Le Mahler apaisant d’Osmo Vänskä

par

Gustav Mahler (1860-1911), Symphonie No.4, Carolyn Sampson : soprano, Minnesota Orchestra, Direction : Osmo Vänskä. BIS Records - Hybryd SACD BIS-2356.

A l’occasion du récent décès du grand chef letton Mariss Jansons, la presse spécialisée et certains critiques lui cherchaient déjà -tel un pape ou un souverain- un successeur sur l’Olympe musical. Qui allait être le nouveau « primus inter pares » ? Réflexion que nous trouvons sans réels fondements car il est difficile d’établir une vraie hiérarchie dans un tel domaine. Malgré tout, la shortlist des papabiles était instructive. Naturellement, la tiare revenait à Riccardo Chailly ; on pouvait également y trouver les noms de Kirill Petrenko, de Simon Rattle ou d’Andris Nelsons.
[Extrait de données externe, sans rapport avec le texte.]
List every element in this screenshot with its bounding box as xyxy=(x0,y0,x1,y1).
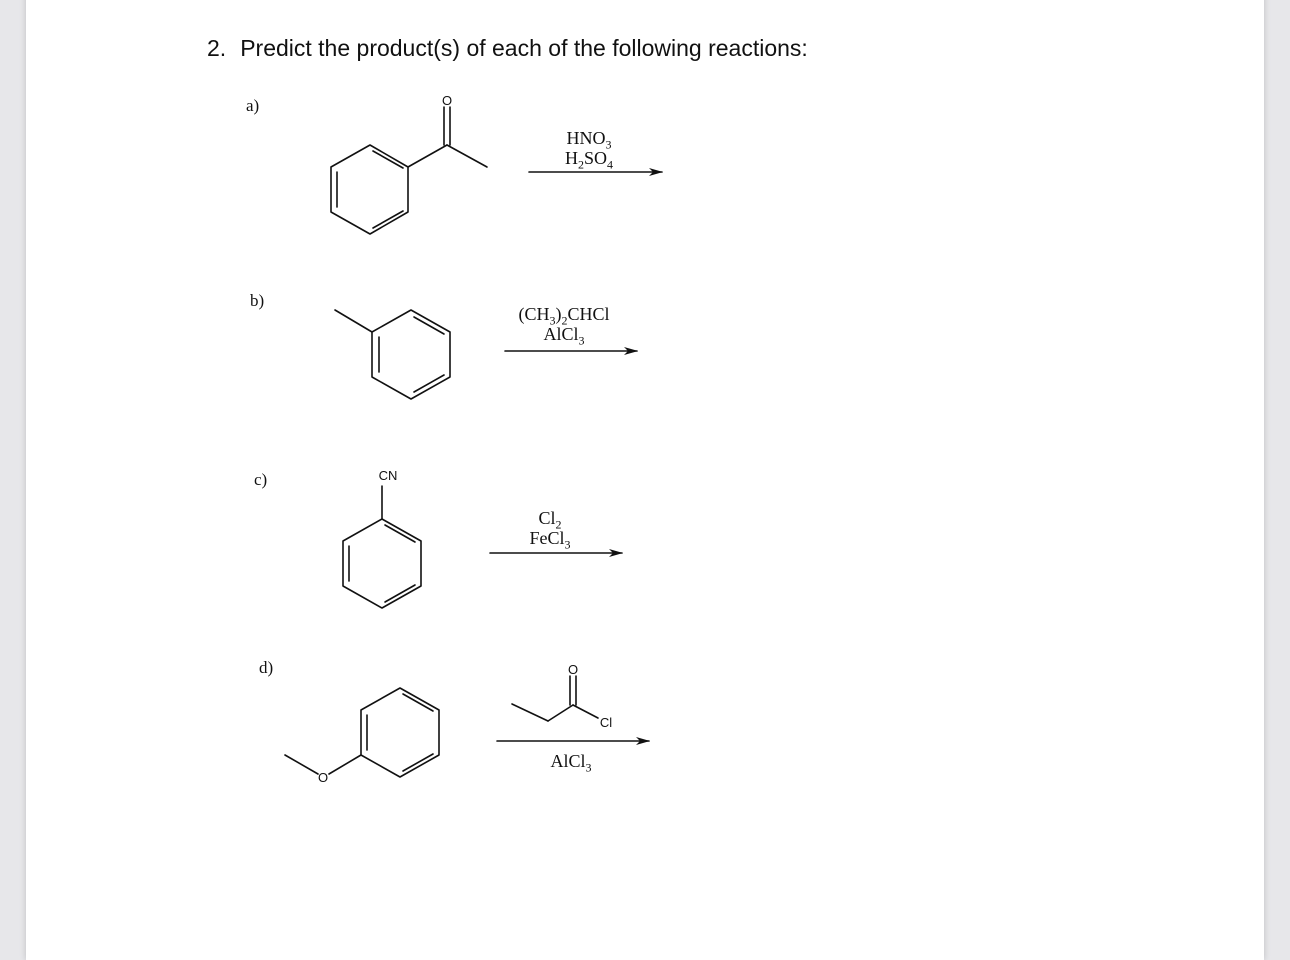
reagent-a-1: $HNO_3$ xyxy=(566,128,612,152)
benzene-ring-c xyxy=(343,519,421,608)
reaction-label-d: d) xyxy=(259,658,274,677)
anisole-structure xyxy=(285,688,439,785)
benzene-ring-a xyxy=(331,145,408,234)
oxygen-label-d2: O xyxy=(567,662,579,677)
question-number: 2. xyxy=(207,35,227,61)
toluene-structure xyxy=(335,310,450,399)
acetophenone-structure xyxy=(331,93,487,234)
oxygen-label-d: O xyxy=(317,770,329,785)
reagent-b-2: AlCl$_3$ xyxy=(543,324,585,348)
cn-label: CN xyxy=(378,468,398,483)
benzonitrile-structure xyxy=(343,468,421,608)
reaction-label-c: c) xyxy=(254,470,268,489)
reagent-d-1: AlCl$_3$ xyxy=(550,751,592,775)
reaction-label-b: b) xyxy=(250,291,265,310)
propanoyl-chloride-structure xyxy=(512,662,612,730)
reagent-a-2: $H_2SO_4$ xyxy=(564,148,613,172)
chlorine-label: Cl xyxy=(599,715,613,730)
reagent-c-1: $Cl_2$ xyxy=(538,508,562,532)
reagent-c-2: FeCl$_3$ xyxy=(529,528,571,552)
oxygen-label-a: O xyxy=(441,93,453,108)
benzene-ring-d xyxy=(361,688,439,777)
question-text: Predict the product(s) of each of the following reactions: xyxy=(240,35,808,61)
reaction-label-a: a) xyxy=(246,96,260,115)
benzene-ring-b xyxy=(372,310,450,399)
reagent-b-1: $(CH_3)_2CHCl$ xyxy=(518,304,610,328)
On notera l’absence remarquée de Valéry Gergiev dans ce panthéon subjectif. Comme toujours dans ce genre d’exercice, d’immenses talents restent dans l’ombre de ces géants au premier rang desquels figure Osmo Vänskä trop méconnu à notre avis.

 A première vue cela peut sembler normal car le chef finlandais n’est pas le plus médiatique des hommes et le fait qu’il ne soit pas à la tête d’une grande formation européenne avec la visibilité qui va avec n’aide pas. Pourtant sous ses airs de « Poulidor » de la direction, Vänskä est une valeur sûre. Une majeure partie de ses enregistrements demeurent des jalons qui feront date au sein de la discographie, notamment dans Beethoven ou Sibelius. Dans la catégorie « souvent placé jamais vainqueur » il rejoint des chefs extraordinaires tels que Michael Gielen ou Jascha Horenstein.

Son intégrale en cours des symphonies de Mahler, dont la dernière livraison est la Quatrième, s’inscrit dans la même veine. Après Jurowski récemment, était-ce le bon moment pour une nouvelle lecture de l’œuvre ? La réponse est clairement oui grâce à l’intelligence du chef qui fait preuve d’une grande objectivité et d’une rigueur permanente, un mal nécessaire avec une telle partition. Un trop plein de lyrisme et de bons sentiments est si vite arrivé ! Heureusement, à l’image des précédents opus du cycle, Vänskä sait prendre la musique de Mahler par le bon bout. Après le foie gras, la dinde, les marrons et la bûche en cette période de fêtes propice à tous les excès, un peu de légèreté fait du bien, c’est même salutaire.

 Nous ne nous livrerons pas à une nouvelle exégèse sur les origines et la structure d’une œuvre mainte fois vue et revue. Nous insisterons plutôt sur le savant équilibre mis en place ici entre objectivité et subjectivité. Vänskä apôtre de la première tendance, sait préserver l’auditeur de tout artifice inutile pour replacer Mahler dans le contexte de ce qui était l’œuvre préférée du compositeur.  Mention spéciale à Carolyn Sampson dont la voix d’ange fait merveille avec la féerie contrôlée du finnois. 

Plus largement, cette version ne vise pas le haut du podium (Horenstein, Abbado...) mais s’impose comme une lecture moderne et apaisante. Une de plus pour cette œuvre déjà bien servie. La force de la vision de Vänskä réside dans le fait qu’elle s’ancre dans les préoccupations des gens de son temps. Le respect de la nature, le développement durable et le soin de la maison commune. Un Mahler à hauteur d’homme.